Re: [PATCH] mm: avoid use of BIT() macro for initialising VMA flags

From: David Laight

Date: Fri Dec 12 2025 - 08:02:46 EST


On Fri, 12 Dec 2025 13:24:57 +0100
Mateusz Guzik <mjguzik@xxxxxxxxx> wrote:

> So I had a look where the timing difference is coming from and I think
> I have the answer: init_ipc_ns does not have a guaranteed cacheline
> placement and things get moved around with the patch.
>
> On my kernels (nm vmlinux-newbits | sort -nk 1 | less)
>
> before:
> ffffffff839ffb60 T init_ipc_ns
> ffffffff83a00020 t event_exit__msgrcv
>
> after:
> ffffffff839ffbc0 T init_ipc_ns
> ffffffff83a00080 t event_exit__msgrcv
>
> This is the pervasive problem of vars from all .o files placed
> adjacent to each other, meaning changes in one .o file result in
> offsets changing in other files and then you get performance
> fluctuations as not-explicitly-padded variables share (or no longer
> share) cachelines.

Those look like text symbols, not data ones.
But moving code about can make the same sort of changes.

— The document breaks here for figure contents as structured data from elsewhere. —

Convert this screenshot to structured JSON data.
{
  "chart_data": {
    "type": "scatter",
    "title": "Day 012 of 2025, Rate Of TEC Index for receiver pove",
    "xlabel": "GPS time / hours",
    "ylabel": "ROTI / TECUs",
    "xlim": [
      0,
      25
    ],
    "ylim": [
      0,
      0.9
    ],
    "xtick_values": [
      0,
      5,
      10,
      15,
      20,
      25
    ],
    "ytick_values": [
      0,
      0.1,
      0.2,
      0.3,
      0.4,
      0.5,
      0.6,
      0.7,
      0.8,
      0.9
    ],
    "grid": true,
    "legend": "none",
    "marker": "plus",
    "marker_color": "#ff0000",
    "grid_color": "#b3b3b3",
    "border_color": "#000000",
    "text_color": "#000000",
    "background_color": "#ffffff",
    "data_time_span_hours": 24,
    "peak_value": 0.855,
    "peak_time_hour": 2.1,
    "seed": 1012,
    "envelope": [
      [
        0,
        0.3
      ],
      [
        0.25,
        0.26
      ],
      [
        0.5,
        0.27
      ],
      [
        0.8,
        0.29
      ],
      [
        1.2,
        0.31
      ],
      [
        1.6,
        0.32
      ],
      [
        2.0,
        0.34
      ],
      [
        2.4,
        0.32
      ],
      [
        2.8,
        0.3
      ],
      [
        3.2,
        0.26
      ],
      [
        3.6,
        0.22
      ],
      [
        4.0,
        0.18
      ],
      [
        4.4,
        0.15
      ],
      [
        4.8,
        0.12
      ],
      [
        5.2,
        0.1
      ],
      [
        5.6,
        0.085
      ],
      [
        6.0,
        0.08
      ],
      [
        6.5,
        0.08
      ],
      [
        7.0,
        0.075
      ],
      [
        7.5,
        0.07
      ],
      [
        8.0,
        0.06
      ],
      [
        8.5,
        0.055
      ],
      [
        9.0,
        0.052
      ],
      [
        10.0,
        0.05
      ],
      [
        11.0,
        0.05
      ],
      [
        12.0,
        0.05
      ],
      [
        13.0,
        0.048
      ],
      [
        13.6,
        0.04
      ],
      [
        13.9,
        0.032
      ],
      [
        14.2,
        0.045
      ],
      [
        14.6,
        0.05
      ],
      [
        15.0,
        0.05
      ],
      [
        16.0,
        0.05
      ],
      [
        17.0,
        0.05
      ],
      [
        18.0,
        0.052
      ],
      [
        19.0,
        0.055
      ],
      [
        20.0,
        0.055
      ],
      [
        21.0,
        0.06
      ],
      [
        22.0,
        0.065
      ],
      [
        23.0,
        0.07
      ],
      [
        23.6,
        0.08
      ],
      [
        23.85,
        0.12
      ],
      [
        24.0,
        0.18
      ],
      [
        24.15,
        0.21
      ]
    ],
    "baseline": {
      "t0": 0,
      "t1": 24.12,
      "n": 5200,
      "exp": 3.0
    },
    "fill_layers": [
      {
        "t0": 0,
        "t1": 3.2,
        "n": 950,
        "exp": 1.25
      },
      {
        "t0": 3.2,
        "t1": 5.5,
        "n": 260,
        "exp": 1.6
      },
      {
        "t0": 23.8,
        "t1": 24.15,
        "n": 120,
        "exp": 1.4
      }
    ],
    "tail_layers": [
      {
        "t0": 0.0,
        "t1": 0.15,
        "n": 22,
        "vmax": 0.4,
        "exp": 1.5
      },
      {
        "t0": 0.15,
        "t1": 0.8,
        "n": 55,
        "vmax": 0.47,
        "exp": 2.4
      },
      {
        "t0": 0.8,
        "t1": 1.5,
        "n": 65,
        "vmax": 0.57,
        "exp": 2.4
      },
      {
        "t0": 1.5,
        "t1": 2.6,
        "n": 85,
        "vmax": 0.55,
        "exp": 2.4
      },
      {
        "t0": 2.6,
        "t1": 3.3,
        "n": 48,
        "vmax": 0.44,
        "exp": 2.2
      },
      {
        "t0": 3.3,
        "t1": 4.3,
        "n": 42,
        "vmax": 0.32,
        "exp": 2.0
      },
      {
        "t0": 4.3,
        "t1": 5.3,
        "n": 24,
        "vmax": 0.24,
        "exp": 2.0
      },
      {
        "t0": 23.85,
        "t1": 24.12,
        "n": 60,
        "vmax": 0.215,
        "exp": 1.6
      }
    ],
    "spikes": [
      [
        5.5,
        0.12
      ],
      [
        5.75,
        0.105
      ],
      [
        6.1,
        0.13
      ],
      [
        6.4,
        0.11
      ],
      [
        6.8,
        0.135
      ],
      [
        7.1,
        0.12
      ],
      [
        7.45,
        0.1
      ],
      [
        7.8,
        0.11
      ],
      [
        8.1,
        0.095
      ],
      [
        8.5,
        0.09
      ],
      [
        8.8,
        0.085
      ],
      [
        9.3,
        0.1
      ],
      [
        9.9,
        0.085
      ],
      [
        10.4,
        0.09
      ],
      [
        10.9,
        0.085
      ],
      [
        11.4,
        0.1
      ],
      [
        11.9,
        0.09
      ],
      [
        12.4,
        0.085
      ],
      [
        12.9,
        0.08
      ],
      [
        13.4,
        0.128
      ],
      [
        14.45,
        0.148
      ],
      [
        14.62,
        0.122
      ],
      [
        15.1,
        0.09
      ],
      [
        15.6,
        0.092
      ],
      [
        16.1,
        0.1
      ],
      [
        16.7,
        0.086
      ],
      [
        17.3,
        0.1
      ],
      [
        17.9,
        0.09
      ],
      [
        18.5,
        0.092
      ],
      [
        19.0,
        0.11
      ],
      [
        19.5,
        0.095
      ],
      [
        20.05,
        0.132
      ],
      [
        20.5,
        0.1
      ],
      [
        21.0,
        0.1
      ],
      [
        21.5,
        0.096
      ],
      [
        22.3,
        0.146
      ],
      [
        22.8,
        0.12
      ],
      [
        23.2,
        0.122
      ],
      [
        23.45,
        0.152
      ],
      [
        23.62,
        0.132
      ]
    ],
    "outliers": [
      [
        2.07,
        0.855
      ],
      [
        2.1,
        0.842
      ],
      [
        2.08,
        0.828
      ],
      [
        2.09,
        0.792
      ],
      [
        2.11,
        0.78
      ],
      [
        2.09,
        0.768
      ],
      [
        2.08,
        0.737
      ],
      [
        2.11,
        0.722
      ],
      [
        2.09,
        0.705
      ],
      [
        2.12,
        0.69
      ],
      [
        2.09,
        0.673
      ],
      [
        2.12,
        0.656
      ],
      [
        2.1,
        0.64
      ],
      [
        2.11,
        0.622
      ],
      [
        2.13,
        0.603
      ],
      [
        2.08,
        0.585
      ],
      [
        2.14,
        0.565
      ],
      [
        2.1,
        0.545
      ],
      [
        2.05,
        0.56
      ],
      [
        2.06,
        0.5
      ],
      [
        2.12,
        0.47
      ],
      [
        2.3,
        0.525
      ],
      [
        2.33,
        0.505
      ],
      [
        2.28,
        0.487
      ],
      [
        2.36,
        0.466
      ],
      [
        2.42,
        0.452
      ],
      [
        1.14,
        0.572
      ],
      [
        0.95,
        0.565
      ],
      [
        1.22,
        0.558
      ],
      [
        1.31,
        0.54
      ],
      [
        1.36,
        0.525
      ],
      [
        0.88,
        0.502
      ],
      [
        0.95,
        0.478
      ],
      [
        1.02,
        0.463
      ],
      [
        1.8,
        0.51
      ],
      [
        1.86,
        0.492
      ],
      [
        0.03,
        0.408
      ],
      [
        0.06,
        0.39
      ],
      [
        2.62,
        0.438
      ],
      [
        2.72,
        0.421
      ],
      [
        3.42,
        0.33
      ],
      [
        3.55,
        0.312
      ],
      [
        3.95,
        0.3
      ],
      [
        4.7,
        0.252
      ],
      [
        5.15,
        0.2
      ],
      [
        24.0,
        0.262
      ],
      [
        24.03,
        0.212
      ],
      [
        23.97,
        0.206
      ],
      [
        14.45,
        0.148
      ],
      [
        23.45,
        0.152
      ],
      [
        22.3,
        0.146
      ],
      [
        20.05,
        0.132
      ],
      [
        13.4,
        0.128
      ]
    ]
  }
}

> I brought this up a year ago elsewhere:
> https://gcc.gnu.org/pipermail/gcc/2024-October/245004.html

My guess is that all the extra padding increases the cache footprint
of the code and that causes other cache lines to displaced and then
needing to be re-read from memory.
So while a specific benchmark may improve, overall system performance
goes down.

Excessive loop unrolling has the same effect.

David

>
> maybe i should pick it up again and see it through
>
> as for the thing at hand, someone(tm) will want to make sure the
> namespace is cacheline aligned and possibly pad its own internals
> afterwards. Personally I can't be bothered.